As BleedSnoot has previously noted, t-shirt’s typically go from Texas to Asia and back again for a couple bucks. Most people have dozens of t-shirts and probably will go through 100’s of t-shirt’s in their lives. So with some quadruple branding a commodity item is magically transformed into a limited edition with some red and white text. The largest U.S. clothing retailer leverages Babara and the Whitney’s “brand” and Shalom get’s some modeling work with a credit line. The bloggers take note and praise the result.

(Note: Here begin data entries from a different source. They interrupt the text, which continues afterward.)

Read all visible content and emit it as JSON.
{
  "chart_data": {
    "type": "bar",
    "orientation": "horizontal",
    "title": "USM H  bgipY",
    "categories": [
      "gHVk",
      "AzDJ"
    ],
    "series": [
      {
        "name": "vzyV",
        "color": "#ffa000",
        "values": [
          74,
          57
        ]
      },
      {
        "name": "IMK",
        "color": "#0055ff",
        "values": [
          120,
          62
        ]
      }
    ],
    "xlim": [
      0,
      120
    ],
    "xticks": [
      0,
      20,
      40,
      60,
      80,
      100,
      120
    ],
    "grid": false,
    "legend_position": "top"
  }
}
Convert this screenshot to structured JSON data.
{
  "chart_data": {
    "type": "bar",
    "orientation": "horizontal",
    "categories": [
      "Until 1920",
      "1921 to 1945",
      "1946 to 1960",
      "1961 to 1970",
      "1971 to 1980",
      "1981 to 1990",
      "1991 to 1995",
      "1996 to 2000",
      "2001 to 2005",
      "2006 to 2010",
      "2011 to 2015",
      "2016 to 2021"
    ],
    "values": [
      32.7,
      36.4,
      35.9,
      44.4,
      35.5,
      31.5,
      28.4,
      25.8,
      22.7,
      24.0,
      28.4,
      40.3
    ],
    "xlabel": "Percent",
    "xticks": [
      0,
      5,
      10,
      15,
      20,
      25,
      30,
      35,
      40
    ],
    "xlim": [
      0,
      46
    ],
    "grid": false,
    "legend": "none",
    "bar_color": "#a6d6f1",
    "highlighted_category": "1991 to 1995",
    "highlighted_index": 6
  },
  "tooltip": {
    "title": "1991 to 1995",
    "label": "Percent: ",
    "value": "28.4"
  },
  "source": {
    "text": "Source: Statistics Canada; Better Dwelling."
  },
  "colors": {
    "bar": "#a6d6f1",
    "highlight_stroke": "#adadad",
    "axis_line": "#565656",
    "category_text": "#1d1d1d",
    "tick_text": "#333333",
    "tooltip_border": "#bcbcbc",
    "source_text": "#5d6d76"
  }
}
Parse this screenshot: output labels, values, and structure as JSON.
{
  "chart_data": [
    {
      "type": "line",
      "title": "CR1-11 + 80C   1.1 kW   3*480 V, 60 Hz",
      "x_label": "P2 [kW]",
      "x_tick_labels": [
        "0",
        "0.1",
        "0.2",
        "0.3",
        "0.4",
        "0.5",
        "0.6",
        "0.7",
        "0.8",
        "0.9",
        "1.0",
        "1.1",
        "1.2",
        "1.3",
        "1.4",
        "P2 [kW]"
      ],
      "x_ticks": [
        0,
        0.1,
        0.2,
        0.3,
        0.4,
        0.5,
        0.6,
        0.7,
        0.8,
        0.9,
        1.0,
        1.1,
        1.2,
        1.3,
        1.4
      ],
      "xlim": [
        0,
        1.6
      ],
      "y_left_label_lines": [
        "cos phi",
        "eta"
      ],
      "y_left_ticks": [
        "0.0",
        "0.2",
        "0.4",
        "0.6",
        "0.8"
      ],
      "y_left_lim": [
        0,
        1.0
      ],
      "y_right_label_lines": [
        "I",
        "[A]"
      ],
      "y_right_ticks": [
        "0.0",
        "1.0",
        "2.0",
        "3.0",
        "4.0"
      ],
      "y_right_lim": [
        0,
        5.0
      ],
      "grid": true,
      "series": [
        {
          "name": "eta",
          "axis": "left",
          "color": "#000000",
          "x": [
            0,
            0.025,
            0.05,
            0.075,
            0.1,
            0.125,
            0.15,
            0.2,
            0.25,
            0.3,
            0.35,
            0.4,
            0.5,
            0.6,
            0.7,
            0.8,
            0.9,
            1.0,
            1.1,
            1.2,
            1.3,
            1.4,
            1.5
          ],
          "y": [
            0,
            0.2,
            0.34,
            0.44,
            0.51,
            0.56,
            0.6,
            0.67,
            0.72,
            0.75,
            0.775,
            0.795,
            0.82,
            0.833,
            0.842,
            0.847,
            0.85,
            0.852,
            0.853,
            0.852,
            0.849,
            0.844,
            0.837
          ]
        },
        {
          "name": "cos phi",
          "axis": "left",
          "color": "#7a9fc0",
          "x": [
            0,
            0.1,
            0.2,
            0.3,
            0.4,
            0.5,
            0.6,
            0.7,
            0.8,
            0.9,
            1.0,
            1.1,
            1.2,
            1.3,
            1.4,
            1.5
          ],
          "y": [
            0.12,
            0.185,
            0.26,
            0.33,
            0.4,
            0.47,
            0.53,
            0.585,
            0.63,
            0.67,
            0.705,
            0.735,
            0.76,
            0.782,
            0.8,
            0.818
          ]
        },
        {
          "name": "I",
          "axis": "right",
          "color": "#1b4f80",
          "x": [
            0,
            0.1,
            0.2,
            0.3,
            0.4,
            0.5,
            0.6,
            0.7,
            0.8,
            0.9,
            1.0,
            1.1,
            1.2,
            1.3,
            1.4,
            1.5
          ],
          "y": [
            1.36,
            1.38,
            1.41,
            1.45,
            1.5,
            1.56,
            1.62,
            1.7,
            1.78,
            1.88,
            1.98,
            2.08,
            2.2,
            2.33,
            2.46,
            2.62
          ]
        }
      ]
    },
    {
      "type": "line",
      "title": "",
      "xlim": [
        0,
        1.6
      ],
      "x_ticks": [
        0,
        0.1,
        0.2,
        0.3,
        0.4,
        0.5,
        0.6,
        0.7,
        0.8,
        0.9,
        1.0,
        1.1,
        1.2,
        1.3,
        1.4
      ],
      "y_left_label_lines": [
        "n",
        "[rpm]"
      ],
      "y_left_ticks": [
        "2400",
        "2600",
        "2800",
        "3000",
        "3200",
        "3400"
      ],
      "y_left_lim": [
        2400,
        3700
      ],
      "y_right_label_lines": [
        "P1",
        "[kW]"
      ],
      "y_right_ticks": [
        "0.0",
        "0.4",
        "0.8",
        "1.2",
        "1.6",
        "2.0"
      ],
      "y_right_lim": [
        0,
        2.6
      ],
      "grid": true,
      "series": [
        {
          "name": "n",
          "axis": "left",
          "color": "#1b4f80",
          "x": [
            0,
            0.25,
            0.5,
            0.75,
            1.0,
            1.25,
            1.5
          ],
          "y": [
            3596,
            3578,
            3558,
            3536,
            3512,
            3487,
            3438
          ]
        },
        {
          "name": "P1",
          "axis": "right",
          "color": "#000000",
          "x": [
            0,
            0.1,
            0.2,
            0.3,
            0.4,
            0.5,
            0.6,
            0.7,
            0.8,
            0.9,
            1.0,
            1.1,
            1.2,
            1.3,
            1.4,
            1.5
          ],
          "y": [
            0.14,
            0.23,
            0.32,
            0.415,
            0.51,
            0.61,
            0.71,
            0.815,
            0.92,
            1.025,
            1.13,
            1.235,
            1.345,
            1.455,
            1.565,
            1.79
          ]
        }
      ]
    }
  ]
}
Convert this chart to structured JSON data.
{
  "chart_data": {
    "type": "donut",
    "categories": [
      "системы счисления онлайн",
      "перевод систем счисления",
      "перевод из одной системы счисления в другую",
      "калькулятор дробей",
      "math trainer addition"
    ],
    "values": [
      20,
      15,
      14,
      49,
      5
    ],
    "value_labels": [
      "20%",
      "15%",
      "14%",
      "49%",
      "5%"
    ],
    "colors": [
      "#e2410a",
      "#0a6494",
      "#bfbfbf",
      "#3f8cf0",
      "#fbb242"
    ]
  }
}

Now don’t get me wrong – Babara Kruger has done some great work and while I don’t really know who Shalom is and I guess everyone should be able to make some extra money as the experience economy is mashed up with the collector mindset at the latest intersection of art and commerce, I can’t help but think of the lampooning of NASCAR for logo festooned, polybranded cars. What does it mean when the largest US clothing retailer gets into “limited edition” clothing? Is there some hidden meaning or cleverness when the creator of the “I SHOP THEREFORE I AM” graphic has her latest creation ‘worn’ by a multi-millionaire model in an advertisement in the Image section of a major newspaper? How long were those feverish conference calls between the GAP and Whitney folks with Barbara and Shalom’s assistants hashing through the specifics?
What’s next – a Walmart limited edition Art Basel Merlin Carpenter plastic storage bin lifted up by Marcus Schenkenberg?